Doch auch diese harten Stunden vergingen und wurden wahrlich reich belohnt, den fürwahr groß war die Auswahl an Speis und Trank. Manche aßen und zechten wohl bis in die Morgenstunden. Auch jener nächste Tag begann mit dem Götterdienst. Gleich hernach – nur ein kurzes Essen ward vergönnt – traf man sich nochmals hinter verschlossener Tür, diesmal jedoch, Helios sei gepriesen, ohne Zwischenfall, und redete bis zum Mittag. Alsdann wurde wieder aufgetischt. Kaum, daß alle mit tafeln geendet hatten, gab  Herold Saran, die von Baron Leomar und Vogten einhellig beschlossenen Entscheidungen bekannt:

– Die Aussendung von Prospektoren in die Tatzelfelser Gebirge, genauer sei hier der Norden und das Grenzland zu Luchnar genannt.

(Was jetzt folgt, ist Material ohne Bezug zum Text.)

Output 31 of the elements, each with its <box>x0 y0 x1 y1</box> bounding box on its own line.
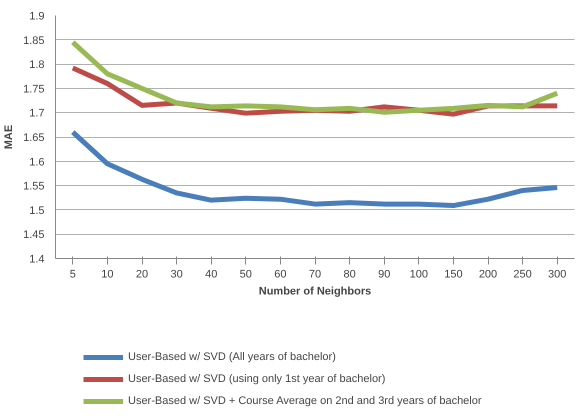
y-tick-label: 1.45 <box>23 229 45 242</box>
x-tick-label: 60 <box>274 268 287 280</box>
x-tick-label: 90 <box>378 268 390 280</box>
x-tick-label: 200 <box>478 268 498 280</box>
y-tick-label: 1.75 <box>23 83 45 96</box>
x-tick-label: 30 <box>170 268 183 280</box>
y-tick-label: 1.4 <box>29 254 45 266</box>
x-tick-label: 250 <box>513 268 532 280</box>
x-tick-label: 300 <box>548 268 566 280</box>
y-tick-label: 1.65 <box>23 132 45 144</box>
x-tick-label: 80 <box>343 268 356 280</box>
x-axis-title: Number of Neighbors <box>258 286 372 298</box>
legend-label: User-Based w/ SVD (All years of bachelor) <box>128 350 336 365</box>
x-tick-label: 40 <box>205 268 218 280</box>
y-tick-label: 1.7 <box>29 108 45 120</box>
x-tick-label: 100 <box>410 268 428 280</box>
x-tick-label: 5 <box>70 268 76 280</box>
x-tick-label: 70 <box>308 268 322 280</box>
x-tick-label: 20 <box>136 268 148 280</box>
y-tick-label: 1.5 <box>29 204 45 217</box>
legend-label: User-Based w/ SVD (using only 1st year of bachelor) <box>128 372 386 387</box>
x-tick-label: 50 <box>240 268 252 280</box>
y-tick-label: 1.6 <box>29 156 45 168</box>
y-tick-label: 1.8 <box>29 59 45 72</box>
legend-label: User-Based w/ SVD + Course Average on 2nd and 3rd years of bachelor <box>128 394 482 409</box>
y-tick-label: 1.55 <box>23 180 45 193</box>
y-tick-label: 1.9 <box>29 10 45 22</box>
x-tick-label: 150 <box>444 268 463 280</box>
x-tick-label: 10 <box>101 268 114 280</box>
y-axis-title: MAE <box>3 124 16 150</box>
y-tick-label: 1.85 <box>23 34 45 47</box>
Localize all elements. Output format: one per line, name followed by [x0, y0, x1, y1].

– die jährliche Wahl einer Methkönigin, jene soll als Repräsentantin bei Festen im In- und Ausland fungieren.

– Ernennung einiger Auslandsbotschafter in naher Zukunft.

– Abdankung einiger alter und verbrauchter Vögte, namentlich jene zu Schattenau, Distelwiel und Erkenay, (darunter natürlich auch Vogt Adovar!). 

– Ernennung neuer Vögte, welche allesamt zu Baron Leomars Rittersleute gehören: Helior von Luzenstein (nach Schattenau), Falkenur von Schwarzenbing (nach Erkenay) und Jovana von Rabenweil (nach Distelwiel).

– Verbot der prima noctae.

– Absage an das Ceridentum. Die beiden neuen Klöster zu Schattenau und Distelwiel werden geschlossen und als Siechenhäuser eingerichtet. (Der Schattenauer Abt Radloman reist empört ab), da das Volk nit länger gespalten leben soll. Die alten und neuen Vögte wählten bei Abstimmung einstimmig das Ogedentum als einzige Tatzelfelser Religion.

– Eingrenzung der vögtlichen Macht: Einführung der „Tatzelfelser Statuten“.

– Ankündigung von Ritterschlägen bei dem nächsten Götterdienst.

Nach diesen, für alle überraschend kommenden Reformen, stand nun nur noch ein letzter gemeinsamer Götterdienst an, zu dessen Ende die verkündigten Ritterschläge, bzw. Amtsringe verteilt wurden und von allen Beteiligten der Vasallenschwur erneuert oder frisch abgelegt wurde. Gleich hernach lud man, die sich wundernd tuschelnden Gäste zum Abendbankett, wo noch bis zum hellen Morgen gefeiert und über die Neuigkeiten diskutiert wurde. Am nächsten Tage ward der Vasallentag zu Ende, und was blieb war nur noch abzureisen.

Dem Leser ergebenster Diener:
Schillwunk Radeweyd,
Lehrling des Schreibmeisters Jeremias.